With that in mind, here are three stocks that could be worth buying for very different reasons.
Santos Ltd
With S&P cutting its rating to BBB, shares in Santos Ltd (ASX: STO) experienced a savage sell-off in the early part of the week. For example, shares in the oil and gas producer fell by 7% yesterday, as concerns continue regarding a lower oil price and whether the company can afford its investment in the LNG project in Queensland.
Clearly, this is a difficult time for investors in Santos, with shares being at their lowest level in around ten years. However, with the company still being forecast to post modest earnings growth in the next two years (around 3% per annum), it looks set to prevail and, in the long run, could prove to be a strong performer.
While the price of oil looks set to stay low for the short to medium term, Santos appears to offer good value at the present time. For example, its price to book ratio of just 0.73 indicates that, for longer term investors, it could be a stock worth holding.
Brambles Limited
Recent performance from Brambles Limited (ASX: BXB) has been very strong, with the pooling solutions business seeing its share price rise by 8% in the last three months.
A key reason for this is that Brambles appears to have a relatively large economic moat and, as such, provides certainty when compared to many of its index peers. For example, Brambles' pooling solutions are used across a wide range of consumer industries and, over time, it has become an integral part of the supply chain for many of its customers. As such, it would be difficult for a new entrant to compete with Brambles, which means that higher margins and consistent revenue are on offer over the long run.
Although shares in Brambles do trade on a relatively rich P/E ratio of 23.8, their PEG ratio of 1.82 seems to be good value while the ASX has a comparable ratio of 1.98.
QBE Insurance Group Ltd
With shares in Santos being cheap and Brambles offering upbeat growth prospects, QBE Insurance Group Ltd (ASX: QBE) is very much a turnaround stock. For example, it is currently going through a period of rationalisation as it seeks to become more efficient and overcome a disappointing 2013 that saw its bottom line being in the red.

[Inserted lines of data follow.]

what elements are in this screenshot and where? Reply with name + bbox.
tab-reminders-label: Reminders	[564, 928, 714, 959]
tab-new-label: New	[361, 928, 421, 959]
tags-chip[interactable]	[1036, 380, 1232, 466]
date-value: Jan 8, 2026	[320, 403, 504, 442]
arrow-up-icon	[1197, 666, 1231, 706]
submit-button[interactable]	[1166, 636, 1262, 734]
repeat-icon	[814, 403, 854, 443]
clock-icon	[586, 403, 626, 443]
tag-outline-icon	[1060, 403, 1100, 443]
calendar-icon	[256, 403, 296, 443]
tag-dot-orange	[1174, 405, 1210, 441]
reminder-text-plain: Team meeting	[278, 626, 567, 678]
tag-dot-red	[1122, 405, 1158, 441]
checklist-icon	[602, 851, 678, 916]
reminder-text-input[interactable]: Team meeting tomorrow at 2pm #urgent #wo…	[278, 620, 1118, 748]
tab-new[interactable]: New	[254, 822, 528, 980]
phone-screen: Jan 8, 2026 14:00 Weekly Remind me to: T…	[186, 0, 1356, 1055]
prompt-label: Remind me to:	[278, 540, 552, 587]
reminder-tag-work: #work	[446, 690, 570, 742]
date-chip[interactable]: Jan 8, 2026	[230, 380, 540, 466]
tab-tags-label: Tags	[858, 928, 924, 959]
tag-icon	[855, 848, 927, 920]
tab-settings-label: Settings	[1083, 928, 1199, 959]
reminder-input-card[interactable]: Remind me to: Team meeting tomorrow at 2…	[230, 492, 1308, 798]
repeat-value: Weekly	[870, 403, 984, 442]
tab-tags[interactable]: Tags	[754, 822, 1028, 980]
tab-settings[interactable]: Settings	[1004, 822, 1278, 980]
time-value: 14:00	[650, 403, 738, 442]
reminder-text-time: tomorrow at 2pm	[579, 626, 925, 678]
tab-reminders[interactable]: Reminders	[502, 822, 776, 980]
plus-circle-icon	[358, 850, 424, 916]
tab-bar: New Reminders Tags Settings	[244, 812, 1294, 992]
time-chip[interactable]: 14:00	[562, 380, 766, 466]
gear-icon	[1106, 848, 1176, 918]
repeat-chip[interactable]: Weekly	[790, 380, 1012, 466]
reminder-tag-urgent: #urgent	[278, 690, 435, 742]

The effects of this may only be fully felt over the medium to long term but, in the meantime, QBE is making large strides towards improved profitability. For instance, in FY 2014 it is expected to return to profitability and then deliver profit growth of 30% next year.
This means that QBE's dividend (which has been slashed in recent years) is forecast to rise so that, at its current share price, it is due to yield around 4.6% in 2015. Clearly, this could prove to be hugely appealing – especially if interest rates remain low – and, alongside its longer term turnaround story, it means that QBE could be a strong performer in 2015.
So, with a mix of value, growth potential, turnaround prospects and income appeal, Santos, QBE and Brambles could make a real difference to your portfolio in 2015.